Elreth frunció el ceño en la oscuridad. —Esta no es una decisión que estoy tomando para nosotros —dijo cuidadosamente—. Es el único camino a seguir para toda nuestra gente.
—Probablemente —dijo Aaryn con resentimiento—. Pero ni siquiera preguntaste.
Elreth suspiró. —¿Así es como va a ser esto, Aaryn? ¿Tengo que consultar contigo cada decisión de gobierno que tome para asegurarme de que mi compañero no esté en desacuerdo?
—¡No! —se dio la vuelta rápidamente, sus ojos brillando en la oscuridad—. Me das a mí —tu compañero— la oportunidad de respirar antes de anunciar a toda la familia que vas a hacer algo que pone en riesgo tu vida. Me pides a mí, tu compañero, que lo hablemos para que sepas que estás pensando con claridad, y yo sepa por qué estás tomando la decisión —porque te importa lo que pienso y cómo me siento, y lo jodidamente aterrador que es pensar en perderte!
Elreth parpadeó. —Pero… vamos a hacer esto juntos, ¿verdad?
—¡Por supuesto!
—¿Entonces por qué estás enojado?
—¡Porque ni siquiera preguntaste! —repitió, su voz volviéndose más acalorada—. ¿Importa cómo me siento respecto a esto? ¿Cómo me siento por ser quien debe protegerte? ¿Importa que esté asustado por ti —y desesperado por no fallarte?
Ella se volvió hacia él, puso una mano en su brazo. —Sí, importa —dijo en tono tranquilizador—. Pero confío en ti, Aaryn.

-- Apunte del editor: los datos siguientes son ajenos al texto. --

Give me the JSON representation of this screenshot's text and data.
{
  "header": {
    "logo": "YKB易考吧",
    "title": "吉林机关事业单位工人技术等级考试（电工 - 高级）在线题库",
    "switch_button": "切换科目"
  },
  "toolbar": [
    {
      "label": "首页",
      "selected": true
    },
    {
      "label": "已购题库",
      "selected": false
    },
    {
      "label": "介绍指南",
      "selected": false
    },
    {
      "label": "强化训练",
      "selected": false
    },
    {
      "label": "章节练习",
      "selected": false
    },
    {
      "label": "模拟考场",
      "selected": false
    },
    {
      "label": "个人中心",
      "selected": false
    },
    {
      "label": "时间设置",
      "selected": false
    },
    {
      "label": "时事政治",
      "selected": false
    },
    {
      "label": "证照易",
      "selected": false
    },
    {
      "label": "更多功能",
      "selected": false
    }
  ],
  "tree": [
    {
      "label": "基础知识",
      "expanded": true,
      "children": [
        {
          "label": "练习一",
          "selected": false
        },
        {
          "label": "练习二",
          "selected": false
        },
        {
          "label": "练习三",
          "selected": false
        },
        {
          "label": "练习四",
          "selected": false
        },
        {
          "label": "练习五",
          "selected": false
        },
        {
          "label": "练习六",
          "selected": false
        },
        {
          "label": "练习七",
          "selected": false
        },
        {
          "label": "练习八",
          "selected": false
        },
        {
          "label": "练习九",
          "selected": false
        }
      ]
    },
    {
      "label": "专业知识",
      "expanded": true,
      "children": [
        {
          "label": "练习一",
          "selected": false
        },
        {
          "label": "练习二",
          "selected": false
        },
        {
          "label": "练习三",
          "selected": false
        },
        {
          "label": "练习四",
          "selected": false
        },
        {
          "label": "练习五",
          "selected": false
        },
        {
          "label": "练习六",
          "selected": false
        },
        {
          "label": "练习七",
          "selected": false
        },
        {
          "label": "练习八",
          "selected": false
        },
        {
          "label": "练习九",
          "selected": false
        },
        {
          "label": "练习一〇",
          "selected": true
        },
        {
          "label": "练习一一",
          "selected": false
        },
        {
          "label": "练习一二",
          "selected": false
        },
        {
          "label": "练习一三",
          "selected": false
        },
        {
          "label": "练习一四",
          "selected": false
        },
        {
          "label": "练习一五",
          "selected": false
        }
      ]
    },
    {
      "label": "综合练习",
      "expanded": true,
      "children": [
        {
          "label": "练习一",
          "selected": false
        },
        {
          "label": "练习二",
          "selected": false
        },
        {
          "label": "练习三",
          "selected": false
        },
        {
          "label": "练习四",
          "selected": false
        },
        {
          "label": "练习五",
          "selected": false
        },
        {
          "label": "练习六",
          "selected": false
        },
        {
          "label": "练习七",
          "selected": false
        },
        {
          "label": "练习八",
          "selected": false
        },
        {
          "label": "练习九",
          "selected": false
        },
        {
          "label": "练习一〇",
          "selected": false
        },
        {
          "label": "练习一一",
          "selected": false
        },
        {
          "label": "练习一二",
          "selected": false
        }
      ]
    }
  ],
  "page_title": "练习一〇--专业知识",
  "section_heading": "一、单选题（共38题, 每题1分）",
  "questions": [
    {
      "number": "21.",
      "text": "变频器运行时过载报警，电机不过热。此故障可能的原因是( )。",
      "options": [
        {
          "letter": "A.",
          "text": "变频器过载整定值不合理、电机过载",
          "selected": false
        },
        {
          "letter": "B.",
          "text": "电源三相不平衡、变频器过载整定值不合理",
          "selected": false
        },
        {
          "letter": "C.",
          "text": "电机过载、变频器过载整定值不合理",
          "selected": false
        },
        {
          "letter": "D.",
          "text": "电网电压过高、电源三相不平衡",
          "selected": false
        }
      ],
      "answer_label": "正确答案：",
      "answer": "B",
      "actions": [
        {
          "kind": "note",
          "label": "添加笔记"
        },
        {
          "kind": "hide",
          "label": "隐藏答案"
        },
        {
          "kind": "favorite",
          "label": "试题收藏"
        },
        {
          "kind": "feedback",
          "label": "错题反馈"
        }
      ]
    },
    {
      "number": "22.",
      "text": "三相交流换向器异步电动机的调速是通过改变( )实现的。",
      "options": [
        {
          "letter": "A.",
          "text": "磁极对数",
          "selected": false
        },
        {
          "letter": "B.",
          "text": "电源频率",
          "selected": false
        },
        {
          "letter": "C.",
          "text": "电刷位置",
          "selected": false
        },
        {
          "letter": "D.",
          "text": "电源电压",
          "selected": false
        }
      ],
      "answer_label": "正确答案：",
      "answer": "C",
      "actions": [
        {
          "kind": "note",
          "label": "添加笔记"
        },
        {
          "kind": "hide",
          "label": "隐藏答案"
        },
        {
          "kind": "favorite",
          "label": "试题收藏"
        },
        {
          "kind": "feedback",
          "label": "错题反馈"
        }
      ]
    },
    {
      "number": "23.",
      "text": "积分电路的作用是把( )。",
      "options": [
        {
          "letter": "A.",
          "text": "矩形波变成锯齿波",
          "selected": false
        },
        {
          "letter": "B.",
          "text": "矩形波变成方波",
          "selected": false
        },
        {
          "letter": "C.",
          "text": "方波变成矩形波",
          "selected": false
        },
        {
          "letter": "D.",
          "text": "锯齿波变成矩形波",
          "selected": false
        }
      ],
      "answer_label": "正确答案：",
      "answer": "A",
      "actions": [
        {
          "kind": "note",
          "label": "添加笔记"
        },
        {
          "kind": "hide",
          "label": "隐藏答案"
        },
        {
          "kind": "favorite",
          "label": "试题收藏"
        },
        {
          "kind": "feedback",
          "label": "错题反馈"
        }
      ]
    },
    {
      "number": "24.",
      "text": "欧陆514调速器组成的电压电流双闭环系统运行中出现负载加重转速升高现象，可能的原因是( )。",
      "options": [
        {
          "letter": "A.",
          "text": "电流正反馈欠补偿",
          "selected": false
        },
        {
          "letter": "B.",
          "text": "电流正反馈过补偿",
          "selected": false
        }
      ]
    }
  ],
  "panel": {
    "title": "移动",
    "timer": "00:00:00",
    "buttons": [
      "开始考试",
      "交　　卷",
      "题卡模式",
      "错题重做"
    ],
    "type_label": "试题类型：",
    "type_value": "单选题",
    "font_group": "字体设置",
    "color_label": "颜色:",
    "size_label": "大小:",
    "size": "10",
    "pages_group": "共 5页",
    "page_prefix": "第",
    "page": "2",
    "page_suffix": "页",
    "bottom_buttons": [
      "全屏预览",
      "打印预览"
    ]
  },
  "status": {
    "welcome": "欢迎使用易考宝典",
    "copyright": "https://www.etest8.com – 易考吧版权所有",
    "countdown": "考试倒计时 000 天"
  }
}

Sé que no me defraudarás. Y sé que ambos somos lo suficientemente fuertes para hacer esto. Eso significa que debemos hacerlo. Es la mejor decisión. Sé que estás nervioso por mí, pero pensé que lo verías así. Que estarías de acuerdo en que necesitaba ir allá.
—No se trata de estar de acuerdo, se trata de si importo lo suficiente como para ser consultado.
—Lo siento. Todo salió… Tú importas, Aaryn. Para mí, importas más que nadie.
—Entonces, ¿por qué no me escuchaste cuando dije que necesitábamos ir más despacio y no tomar esta decisión aún?
—¡Porque no hay otra opción! Retrasarlo solo sería… retrasarlo. No hay nada que ganar. Tenemos a una humana suelta en Anima y no sabemos cómo llegó aquí. Tenemos una profecía que dice que los humanos van a ser nuestra perdición. Y tenemos una travesía que acabamos de aprender que podemos navegar con seguridad por primera vez… todas las respuestas están al otro lado, Aaryn. Y son las respuestas a las preguntas que yo tengo que hacer. Nadie más. Yo. Porque si fallamos, no serás tú el responsable. Seré yo.
Aaryn suspiró profundamente, sus ojos buscando los de ella.